Barriers to Accessing Sexual and Reproductive Healthcare and Information
Access to sexual and reproductive health care and information is difficult for most of the population in Iran. Traditional and religious beliefs about sexuality, lack of any sexual health education in official school curricula, and the absence of public information programs have contributed to low levels of awareness.
Due to additional barriers, persons with disabilities experience greater difficulties accessing these services and information. Women with physical disabilities told us that they rarely visit gynecologists or undergo sexual health preventative care due to financial and mobility restrictions, a lack of professional assistance to facilitate doctors’ visits, and a lack of information about the importance of this care.
For example, Vajiheh, a woman with a physical disability who uses a wheelchair said, “Going out is so difficult and expensive for me that I do my best to limit it to the most urgent cases. Because I have a spinal cord injury, I don’t feel anything in my body below my chest. So, I have not noticed any problems in my sexual organs. I don’t give priority to this issue. I really don’t remember when I last visited a gynecologist.”[200]

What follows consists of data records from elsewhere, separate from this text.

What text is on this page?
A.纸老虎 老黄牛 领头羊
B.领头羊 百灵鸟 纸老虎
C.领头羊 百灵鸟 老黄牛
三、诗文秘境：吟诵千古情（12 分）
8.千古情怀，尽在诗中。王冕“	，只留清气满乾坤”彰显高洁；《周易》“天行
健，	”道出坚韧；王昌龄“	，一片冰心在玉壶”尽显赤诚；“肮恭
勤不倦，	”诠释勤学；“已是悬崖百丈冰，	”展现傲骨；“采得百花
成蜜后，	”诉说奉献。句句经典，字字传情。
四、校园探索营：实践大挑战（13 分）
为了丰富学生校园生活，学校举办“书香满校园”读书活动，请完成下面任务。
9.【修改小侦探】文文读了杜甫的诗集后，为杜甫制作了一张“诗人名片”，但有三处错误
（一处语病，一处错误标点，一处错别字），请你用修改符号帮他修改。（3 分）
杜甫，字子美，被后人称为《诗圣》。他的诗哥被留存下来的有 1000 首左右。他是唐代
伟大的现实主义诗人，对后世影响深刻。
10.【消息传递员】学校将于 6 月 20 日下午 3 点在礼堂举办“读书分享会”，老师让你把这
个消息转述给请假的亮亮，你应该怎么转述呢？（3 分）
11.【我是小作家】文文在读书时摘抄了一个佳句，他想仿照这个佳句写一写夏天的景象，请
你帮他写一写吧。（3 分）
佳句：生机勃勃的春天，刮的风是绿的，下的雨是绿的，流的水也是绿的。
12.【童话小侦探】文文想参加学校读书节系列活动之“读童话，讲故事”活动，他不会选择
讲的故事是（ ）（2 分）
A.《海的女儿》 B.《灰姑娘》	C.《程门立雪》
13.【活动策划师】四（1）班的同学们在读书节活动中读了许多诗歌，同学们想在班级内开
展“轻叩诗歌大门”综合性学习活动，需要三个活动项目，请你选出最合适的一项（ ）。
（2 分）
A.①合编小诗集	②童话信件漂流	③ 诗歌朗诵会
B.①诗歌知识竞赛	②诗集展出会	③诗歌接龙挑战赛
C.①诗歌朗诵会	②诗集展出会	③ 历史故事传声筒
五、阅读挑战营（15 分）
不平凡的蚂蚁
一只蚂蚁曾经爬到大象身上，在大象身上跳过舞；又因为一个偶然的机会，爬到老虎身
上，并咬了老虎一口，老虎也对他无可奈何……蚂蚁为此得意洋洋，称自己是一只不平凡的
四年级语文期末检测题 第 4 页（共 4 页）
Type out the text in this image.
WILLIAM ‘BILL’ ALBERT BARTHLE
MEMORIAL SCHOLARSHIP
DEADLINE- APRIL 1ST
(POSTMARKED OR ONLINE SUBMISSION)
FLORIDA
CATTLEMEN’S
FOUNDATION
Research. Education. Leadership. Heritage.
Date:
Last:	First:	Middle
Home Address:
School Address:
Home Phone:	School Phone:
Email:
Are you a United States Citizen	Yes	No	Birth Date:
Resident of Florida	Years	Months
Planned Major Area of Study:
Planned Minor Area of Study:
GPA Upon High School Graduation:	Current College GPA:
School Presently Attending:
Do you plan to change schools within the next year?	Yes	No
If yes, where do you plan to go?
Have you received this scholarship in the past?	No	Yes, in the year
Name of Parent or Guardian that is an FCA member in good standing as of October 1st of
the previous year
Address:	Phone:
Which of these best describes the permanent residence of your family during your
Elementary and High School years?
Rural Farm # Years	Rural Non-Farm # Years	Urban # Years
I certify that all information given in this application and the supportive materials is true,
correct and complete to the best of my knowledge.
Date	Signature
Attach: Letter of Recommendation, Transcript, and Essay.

Reliance on family members, due to the lack of availability of personal assistants or sign language interpretation, interferes with women’s comfort in seeking gynecological care. Fatemeh, a 32-year-old woman with a physical disability using a wheelchair, said that it had been two years since she was able to visit a gynecologist despite her feeling that she needed to do so. She said, “The only close person I have is my brother. But I really feel embarrassed to ask him to prepare me for a gynecology checkup and lift me on the gynecology exam table.”[201] Shahla, a 24-year-old deaf woman said that she is not able to have a gynecological examination, unless her mother accompanies and interprets for her. “But this is very embarrassing to share everything when my mom is there. So it’s better not to go,” she said.[202]
Inaccessible buildings and facilities may also prevent women who use wheelchairs from accessing diagnostic services. For example, mammography machines are overwhelmingly inaccessible, with only one accessible machine in Tehran with a months-long waiting list.[203]

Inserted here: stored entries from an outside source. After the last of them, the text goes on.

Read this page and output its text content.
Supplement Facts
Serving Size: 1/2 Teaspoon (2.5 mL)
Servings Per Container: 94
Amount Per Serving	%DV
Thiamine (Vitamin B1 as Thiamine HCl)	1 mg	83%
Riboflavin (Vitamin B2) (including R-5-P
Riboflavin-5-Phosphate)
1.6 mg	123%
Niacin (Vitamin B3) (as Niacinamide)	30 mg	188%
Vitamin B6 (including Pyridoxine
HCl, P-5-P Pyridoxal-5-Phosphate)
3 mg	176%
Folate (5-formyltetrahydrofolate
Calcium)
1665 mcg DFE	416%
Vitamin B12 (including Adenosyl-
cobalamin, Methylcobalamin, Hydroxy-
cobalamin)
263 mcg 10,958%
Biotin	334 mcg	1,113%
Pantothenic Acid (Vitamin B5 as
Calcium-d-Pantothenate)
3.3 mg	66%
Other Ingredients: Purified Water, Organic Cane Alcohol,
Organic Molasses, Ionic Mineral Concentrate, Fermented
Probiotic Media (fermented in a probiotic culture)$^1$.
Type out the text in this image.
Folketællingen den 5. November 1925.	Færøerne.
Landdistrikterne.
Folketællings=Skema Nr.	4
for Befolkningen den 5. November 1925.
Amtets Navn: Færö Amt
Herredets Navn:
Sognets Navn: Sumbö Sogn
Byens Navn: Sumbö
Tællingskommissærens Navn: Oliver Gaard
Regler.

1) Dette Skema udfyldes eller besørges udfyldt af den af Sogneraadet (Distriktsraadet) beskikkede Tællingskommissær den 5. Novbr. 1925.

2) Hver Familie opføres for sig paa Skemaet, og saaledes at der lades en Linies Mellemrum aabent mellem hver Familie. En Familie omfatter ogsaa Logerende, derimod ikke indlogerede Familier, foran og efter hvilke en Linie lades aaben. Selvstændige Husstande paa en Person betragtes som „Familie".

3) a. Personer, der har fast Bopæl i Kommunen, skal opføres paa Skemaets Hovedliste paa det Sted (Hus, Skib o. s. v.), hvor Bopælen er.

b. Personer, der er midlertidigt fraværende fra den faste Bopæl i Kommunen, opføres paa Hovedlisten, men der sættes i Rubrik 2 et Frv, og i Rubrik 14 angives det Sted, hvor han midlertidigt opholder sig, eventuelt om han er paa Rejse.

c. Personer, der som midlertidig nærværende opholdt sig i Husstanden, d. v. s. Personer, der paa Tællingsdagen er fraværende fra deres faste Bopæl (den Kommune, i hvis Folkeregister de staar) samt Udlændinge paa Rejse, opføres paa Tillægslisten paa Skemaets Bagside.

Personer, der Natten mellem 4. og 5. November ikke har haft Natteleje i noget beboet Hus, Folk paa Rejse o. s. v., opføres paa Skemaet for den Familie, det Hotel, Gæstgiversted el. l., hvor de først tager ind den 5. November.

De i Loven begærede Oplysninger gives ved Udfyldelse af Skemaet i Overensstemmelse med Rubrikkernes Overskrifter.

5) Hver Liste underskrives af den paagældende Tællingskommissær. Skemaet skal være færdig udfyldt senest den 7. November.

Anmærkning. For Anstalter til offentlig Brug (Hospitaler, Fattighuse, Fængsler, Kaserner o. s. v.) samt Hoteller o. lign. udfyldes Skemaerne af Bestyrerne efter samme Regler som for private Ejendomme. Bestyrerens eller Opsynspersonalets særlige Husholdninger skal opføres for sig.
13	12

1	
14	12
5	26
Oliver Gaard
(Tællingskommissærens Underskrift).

Two mothers of girls with intellectual or psychosocial disabilities said that when they spoke with health care professionals about how to teach their daughters to manage their menstruation, the medical workers advised them to artificially delay their girls’ puberty through medication.[204] Reihaneh, mother of Yasamin, a 14-year-old girl with intellectual disabilities, said, “When Yasamin was about to start menstruating, our family doctor suggested that we could delay it by injecting some drugs in her. But when I consulted with one of my friends who was a gynecologist, she said it would have lots of side effects. So we decided not to do it.”[205]